Calorimetric analysis for long-baseline neutrino experiments
Kai Gallmeister, Ulrich Mosel

TL;DR
This paper investigates the challenges in accurately reconstructing neutrino energy in long-baseline experiments, highlighting how final-state interactions and nuclear spectral functions introduce significant uncertainties.
Contribution
It demonstrates the impact of momentum-dependent potentials and spectral functions on energy reconstruction uncertainties using transport theory.
Findings
Large uncertainties in neutrino energy reconstruction due to final-state interactions.
Spectral functions are crucial for understanding both initial and final state dynamics.

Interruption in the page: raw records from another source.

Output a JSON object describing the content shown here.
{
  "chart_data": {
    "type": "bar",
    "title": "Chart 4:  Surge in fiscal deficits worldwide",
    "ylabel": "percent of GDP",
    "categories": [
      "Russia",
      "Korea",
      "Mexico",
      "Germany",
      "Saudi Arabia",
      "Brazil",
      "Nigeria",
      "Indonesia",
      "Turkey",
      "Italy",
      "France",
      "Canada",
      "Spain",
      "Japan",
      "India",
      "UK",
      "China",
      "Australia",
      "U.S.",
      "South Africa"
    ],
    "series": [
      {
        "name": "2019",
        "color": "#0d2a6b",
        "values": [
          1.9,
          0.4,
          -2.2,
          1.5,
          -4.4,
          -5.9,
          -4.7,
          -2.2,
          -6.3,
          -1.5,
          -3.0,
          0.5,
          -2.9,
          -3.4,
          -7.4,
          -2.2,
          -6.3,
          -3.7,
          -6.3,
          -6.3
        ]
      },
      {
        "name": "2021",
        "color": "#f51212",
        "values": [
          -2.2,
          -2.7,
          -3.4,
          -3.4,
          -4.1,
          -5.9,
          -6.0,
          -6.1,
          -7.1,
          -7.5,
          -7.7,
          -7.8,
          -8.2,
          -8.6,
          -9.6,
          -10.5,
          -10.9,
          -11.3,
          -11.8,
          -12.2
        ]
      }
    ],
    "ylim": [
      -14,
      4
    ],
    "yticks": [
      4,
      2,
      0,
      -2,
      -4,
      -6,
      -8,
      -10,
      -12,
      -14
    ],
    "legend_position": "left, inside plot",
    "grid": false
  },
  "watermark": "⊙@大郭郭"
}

Transport theory helps analyze the origins of these uncertainties.
Abstract
In neutrino long-baseline experiments the energy of the incoming neutrino must be reconstructed from observations of the final state. We first discuss the problems that arise for energy conservation during the final-state interactions in a momentum-dependent potential. We then show, for the example of the Deep Underground Neutrino Experiment, that the presence of such a potential is necessarily connected with a large uncertainty in the reconstructed energy. This same uncertainty also affects the determination of energy- and four-momentum-transfers in neutrino-nucleus reactions. We analyze the origins of these uncertainties using transport theory for the description of the evolution of the final state of the reaction. We show that the spectral functions of target nuclei play an essential role not only for the initial neutrino-nucleus interaction but also for the final state evolution.